Déjà légendaire de son vivant tant par ses humeurs et ses bizarreries que par ses techniques picturales plus ou moins secrètes, Turner a connu après sa mort quelques "aventures" posthumes. Aux anecdotes sur sa vie discrète se sont ajoutées ces découvertes faites par John Ruskin lorsqu’il dut faire l’inventaire de l’incroyable masse d’œuvres que le peintre avait léguée à son pays. Au moment de ce recensement, entre 1855 et 1858, le bruit avait couru que Ruskin, avec l’accord du directeur de la National Gallery, aurait détruit des œuvres du peintre jugées trop obscènes. On ne sait pas si l’histoire est véridique ou s’il s’agit seulement d’une vantardise de Ruskin. L’inventaire complet des carnets de dessins et des feuilles volantes du legs Turner prouve cependant qu’il subsiste 108 dessins à caractère érotique. Sur l’un des carnets épargnés, Ruskin a même écrit au crayon : "Conservé seulement comme preuve de dérèglement mental ".
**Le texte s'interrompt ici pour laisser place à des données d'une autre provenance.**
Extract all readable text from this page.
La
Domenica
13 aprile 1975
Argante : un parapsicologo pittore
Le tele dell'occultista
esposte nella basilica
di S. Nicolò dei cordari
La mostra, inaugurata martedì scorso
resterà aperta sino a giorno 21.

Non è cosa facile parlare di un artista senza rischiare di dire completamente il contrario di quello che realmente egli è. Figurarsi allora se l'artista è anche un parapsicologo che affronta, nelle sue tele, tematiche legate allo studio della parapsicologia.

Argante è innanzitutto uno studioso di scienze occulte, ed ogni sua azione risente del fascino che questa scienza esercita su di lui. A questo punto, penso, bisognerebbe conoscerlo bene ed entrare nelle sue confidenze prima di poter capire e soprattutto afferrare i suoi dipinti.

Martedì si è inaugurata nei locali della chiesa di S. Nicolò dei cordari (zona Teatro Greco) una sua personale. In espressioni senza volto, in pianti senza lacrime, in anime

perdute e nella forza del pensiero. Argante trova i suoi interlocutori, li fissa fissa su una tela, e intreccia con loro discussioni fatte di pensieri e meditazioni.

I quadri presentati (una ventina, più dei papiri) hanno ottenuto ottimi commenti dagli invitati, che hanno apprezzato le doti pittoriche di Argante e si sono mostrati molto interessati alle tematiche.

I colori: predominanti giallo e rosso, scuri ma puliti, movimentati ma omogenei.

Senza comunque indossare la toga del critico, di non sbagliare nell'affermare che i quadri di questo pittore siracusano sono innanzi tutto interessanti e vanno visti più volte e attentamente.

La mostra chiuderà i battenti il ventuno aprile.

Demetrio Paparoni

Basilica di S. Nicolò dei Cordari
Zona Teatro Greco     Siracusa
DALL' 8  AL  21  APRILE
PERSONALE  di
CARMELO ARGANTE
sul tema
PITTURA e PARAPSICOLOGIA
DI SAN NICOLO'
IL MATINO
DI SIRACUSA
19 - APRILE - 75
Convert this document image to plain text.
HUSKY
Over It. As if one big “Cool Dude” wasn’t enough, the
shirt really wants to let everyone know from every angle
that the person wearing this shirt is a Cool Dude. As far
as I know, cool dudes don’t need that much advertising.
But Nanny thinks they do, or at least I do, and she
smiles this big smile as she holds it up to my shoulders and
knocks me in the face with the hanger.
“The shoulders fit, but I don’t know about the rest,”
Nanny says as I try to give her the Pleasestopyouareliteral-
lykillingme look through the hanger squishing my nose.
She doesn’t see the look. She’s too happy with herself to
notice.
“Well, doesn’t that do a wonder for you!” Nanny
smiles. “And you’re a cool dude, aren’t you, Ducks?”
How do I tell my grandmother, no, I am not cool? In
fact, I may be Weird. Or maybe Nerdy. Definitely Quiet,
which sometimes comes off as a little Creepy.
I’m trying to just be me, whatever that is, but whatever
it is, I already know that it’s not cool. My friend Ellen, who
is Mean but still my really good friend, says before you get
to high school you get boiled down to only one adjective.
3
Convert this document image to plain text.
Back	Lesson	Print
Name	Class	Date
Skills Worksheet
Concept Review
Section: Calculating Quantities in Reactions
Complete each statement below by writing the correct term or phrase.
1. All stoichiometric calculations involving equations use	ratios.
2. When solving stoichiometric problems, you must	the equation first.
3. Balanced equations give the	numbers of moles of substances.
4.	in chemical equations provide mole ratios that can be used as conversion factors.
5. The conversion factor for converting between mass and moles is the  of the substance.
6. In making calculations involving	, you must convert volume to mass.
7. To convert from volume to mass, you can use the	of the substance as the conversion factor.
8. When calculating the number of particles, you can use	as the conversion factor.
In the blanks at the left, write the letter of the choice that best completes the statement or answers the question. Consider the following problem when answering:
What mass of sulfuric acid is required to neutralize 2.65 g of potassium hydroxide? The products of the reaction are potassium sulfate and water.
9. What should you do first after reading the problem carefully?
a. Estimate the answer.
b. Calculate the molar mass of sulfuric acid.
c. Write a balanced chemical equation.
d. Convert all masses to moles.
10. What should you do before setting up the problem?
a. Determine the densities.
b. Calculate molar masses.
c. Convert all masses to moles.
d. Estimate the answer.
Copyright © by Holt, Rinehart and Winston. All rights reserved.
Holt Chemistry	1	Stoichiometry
Cet ouvrage présente ainsi de simples graffitis obscènes, des académies (selon un point de vue inhabituel), des "reportages" sexuels lors de voyages, des scènes nocturnes étranges qui annoncent Degas, les sous-entendus fort troublants de certaines aquarelles de Petworth ou de Venise, enfin les extraordinaires Colour Studies qui font penser à Fragonard mais qui semblent aussi une application insolite des principes d’Alexander Cozens (ces rideaux entrouverts évoquent aussi Les Curieuses de Fragonard). Seront reproduites également des œuvres de Rembrandt, de Boucher, de Courbet ou de Picasso qui rappellent que tous les grands peintres ont été tentés par l’obscène, et par les délices du voyeurisme et de la pornographie. » (Alain Jaubert)


Scènes érotiques.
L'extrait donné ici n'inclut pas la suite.